Abusing Magic in Rolemaster

I was looking at the spells available to my Rolemaster ranger, and thinking about all the cool things I could do with them. Mind you, “cool” in this case is more about entertainment than effectiveness. 

Arcane Pouch let’s her create an extradimensional space where she can put things and retrieve them at will. Balance Weapon let’s her “balance anything to increase its suitability for becoming a thrown weapon. For example…a chair….” Combined, she can pull bar stools out of nowhere and chuck them at her enemies. [ok, not really–the space is limited to small objects and shortish durations. Oh well.]

Pack Typing: This enables her sled dogs to form a typing pool, working together to type more than any one of them could manage on their own. [Actually, identifies the contents of a package.]

Synchronize Movements: “Caster is able to perform repetitive rhythmic movements without thought … [while doing] other things.” So my character can dance her way down the street and through combat, like West Side Story meets D&D–or Legion of Extraordinary Dancers? Cool!
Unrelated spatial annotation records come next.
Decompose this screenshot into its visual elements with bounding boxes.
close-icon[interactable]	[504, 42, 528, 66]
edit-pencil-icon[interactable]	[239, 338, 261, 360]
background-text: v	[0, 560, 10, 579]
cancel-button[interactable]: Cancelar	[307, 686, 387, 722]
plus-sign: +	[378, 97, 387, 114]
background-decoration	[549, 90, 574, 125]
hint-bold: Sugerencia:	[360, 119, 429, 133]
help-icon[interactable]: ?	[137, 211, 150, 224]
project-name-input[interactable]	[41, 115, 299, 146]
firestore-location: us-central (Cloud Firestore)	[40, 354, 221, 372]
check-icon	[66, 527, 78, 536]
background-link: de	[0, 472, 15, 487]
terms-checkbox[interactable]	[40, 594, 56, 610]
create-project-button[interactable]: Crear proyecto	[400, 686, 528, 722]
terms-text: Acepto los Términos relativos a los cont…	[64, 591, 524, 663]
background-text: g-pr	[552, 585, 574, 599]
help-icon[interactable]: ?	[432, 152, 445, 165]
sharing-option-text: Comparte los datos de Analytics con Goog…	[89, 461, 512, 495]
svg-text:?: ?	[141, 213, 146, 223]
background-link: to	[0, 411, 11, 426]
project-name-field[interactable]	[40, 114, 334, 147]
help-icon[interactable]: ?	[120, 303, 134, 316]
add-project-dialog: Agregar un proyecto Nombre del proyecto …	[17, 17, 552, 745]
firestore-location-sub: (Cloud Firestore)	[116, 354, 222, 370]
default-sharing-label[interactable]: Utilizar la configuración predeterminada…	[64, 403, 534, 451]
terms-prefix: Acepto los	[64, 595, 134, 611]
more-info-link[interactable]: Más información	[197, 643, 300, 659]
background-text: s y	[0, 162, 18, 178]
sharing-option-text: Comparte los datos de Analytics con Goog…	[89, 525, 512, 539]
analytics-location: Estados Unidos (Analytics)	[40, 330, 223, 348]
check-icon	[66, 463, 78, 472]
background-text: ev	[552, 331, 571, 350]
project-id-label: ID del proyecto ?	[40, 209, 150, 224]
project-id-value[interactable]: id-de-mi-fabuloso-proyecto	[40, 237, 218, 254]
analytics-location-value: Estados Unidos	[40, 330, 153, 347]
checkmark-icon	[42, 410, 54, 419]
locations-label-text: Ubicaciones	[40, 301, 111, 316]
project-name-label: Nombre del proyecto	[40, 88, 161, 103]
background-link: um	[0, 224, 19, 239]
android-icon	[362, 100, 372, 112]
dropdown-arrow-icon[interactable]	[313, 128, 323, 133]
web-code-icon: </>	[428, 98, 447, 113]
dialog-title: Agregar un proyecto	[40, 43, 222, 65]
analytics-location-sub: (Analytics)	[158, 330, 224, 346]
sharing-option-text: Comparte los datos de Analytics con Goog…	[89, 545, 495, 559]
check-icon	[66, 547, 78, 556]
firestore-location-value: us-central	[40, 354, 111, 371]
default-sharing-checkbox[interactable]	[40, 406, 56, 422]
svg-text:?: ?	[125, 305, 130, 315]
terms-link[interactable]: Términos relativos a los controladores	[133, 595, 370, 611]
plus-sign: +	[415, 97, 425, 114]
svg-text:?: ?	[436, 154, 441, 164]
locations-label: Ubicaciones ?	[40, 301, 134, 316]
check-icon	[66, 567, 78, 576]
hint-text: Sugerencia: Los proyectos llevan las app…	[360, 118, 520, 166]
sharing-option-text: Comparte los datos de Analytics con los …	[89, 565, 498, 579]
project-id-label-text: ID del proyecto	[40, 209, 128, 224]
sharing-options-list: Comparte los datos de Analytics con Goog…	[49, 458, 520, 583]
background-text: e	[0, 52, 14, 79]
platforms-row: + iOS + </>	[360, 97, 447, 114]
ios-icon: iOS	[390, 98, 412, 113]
I’m totally gonna play a krumping elf–maybe her unusual “fighting style” will give her an advantage! [The spell is actually meant for, say, marching all day without having to think about it.]
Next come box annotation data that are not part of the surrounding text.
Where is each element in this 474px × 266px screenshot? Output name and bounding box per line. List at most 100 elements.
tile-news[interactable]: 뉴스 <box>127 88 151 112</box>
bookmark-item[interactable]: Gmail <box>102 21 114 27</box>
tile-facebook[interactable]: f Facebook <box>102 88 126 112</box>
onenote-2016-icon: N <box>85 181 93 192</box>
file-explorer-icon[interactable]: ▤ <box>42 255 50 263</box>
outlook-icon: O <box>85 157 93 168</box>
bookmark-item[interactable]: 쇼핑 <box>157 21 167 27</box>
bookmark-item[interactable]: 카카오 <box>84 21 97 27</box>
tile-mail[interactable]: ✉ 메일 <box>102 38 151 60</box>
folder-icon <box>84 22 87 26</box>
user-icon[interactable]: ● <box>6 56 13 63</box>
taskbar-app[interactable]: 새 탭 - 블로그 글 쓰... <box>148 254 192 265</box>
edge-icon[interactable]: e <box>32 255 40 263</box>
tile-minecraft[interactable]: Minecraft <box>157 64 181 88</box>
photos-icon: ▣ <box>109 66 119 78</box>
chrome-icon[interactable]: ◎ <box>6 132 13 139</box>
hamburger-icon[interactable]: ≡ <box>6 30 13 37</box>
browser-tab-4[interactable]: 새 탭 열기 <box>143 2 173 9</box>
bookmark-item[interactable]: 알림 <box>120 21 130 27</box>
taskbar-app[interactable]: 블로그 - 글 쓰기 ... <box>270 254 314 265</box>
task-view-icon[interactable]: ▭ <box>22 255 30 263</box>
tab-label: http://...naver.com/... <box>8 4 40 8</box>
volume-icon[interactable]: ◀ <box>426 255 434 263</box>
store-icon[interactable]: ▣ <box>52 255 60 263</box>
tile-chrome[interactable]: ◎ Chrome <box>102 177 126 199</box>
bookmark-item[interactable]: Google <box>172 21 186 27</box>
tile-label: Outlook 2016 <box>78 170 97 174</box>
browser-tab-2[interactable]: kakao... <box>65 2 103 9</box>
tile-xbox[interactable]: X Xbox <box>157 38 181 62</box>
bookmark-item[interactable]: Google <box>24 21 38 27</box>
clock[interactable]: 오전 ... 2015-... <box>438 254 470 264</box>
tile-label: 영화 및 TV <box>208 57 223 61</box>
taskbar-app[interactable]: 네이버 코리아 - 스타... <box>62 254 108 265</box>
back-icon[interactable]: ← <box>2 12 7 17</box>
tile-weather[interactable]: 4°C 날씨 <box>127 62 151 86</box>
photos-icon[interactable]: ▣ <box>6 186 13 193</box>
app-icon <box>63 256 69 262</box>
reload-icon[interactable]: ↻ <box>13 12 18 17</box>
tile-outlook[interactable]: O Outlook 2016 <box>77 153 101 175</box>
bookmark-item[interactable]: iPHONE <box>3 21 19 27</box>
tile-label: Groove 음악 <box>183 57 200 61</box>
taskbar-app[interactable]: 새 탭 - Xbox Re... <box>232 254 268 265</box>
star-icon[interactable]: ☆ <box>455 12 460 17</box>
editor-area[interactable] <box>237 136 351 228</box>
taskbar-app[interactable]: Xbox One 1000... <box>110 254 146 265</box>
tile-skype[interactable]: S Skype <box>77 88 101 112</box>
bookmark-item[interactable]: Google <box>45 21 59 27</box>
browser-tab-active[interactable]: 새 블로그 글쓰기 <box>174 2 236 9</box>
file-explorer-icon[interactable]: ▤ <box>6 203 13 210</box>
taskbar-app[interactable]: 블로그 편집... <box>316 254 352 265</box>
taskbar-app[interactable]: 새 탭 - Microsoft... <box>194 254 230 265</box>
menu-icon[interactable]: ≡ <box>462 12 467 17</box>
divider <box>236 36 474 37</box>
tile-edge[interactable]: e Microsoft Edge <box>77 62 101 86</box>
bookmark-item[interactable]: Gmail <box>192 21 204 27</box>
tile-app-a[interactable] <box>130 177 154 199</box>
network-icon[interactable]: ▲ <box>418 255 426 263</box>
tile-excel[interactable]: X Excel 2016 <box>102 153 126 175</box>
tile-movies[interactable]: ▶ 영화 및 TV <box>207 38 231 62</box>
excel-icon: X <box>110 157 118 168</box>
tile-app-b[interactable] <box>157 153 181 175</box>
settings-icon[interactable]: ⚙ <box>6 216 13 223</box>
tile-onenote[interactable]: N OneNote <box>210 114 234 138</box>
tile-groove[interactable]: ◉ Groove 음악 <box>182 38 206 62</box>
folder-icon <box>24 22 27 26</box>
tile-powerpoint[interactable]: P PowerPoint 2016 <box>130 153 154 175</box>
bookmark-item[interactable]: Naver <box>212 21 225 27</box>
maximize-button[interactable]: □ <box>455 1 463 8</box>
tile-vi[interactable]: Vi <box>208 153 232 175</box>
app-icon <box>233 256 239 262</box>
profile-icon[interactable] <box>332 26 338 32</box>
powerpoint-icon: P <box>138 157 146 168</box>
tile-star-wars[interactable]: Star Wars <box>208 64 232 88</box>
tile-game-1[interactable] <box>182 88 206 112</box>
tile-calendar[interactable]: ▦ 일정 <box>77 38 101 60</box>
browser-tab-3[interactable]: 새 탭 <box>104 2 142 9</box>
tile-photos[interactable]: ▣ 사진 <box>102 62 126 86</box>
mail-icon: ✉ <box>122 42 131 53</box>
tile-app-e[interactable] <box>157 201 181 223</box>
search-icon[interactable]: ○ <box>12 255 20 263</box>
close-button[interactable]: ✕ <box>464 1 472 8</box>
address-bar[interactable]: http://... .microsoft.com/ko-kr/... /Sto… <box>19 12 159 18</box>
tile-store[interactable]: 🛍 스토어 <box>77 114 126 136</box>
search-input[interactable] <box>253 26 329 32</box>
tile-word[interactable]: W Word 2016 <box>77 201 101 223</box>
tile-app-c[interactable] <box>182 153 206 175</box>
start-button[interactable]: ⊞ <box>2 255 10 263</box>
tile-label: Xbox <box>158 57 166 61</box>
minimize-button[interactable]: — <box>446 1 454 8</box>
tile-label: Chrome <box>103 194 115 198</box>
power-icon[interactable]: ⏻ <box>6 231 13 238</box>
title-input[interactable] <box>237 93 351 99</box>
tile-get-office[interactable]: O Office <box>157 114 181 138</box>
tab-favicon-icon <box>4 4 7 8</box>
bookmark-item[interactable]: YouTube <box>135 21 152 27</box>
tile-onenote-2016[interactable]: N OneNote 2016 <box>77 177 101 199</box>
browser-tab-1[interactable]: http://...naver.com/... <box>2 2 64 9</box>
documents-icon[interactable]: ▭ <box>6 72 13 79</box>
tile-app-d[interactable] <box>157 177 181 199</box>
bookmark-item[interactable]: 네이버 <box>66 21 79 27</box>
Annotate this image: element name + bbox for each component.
In all seriousness, it’s actually really cool having all these non-combat–even non-adventuring–spells available. It makes sense, and some of them are really nifty. And with how spells are cast in Rolemaster, the opportunity costs of using such spells are very low, so I suspect they actually get used. 

I love the fact that my elven ranger, rather than flinging around blasts of eldritch energy, has spells to load a wagon, silence her armor, prevent weapon breakage, magically seal a letter (like a wax seal–it doesnt stop access, just detects it), mentally see whoever has been on a path, and run easily on tree limbs. It gives the character some great abilities to be magical, while not feeling like a “spellcaster”–I feel like I’m playing a ranger in a magical world, not a wizard’s apprentice with green tights and a bow. 

More importantly, I love the challenge of making use of these “useless” spells, trying to figure out ways to make them relevant to the game. It makes my character feel more magical, rather than just like an artillery piece. When my character’s only magical abilities are combat related, combat starts to look like the preferred activity, and my character starts to feel like my proxy in a first-person shooter.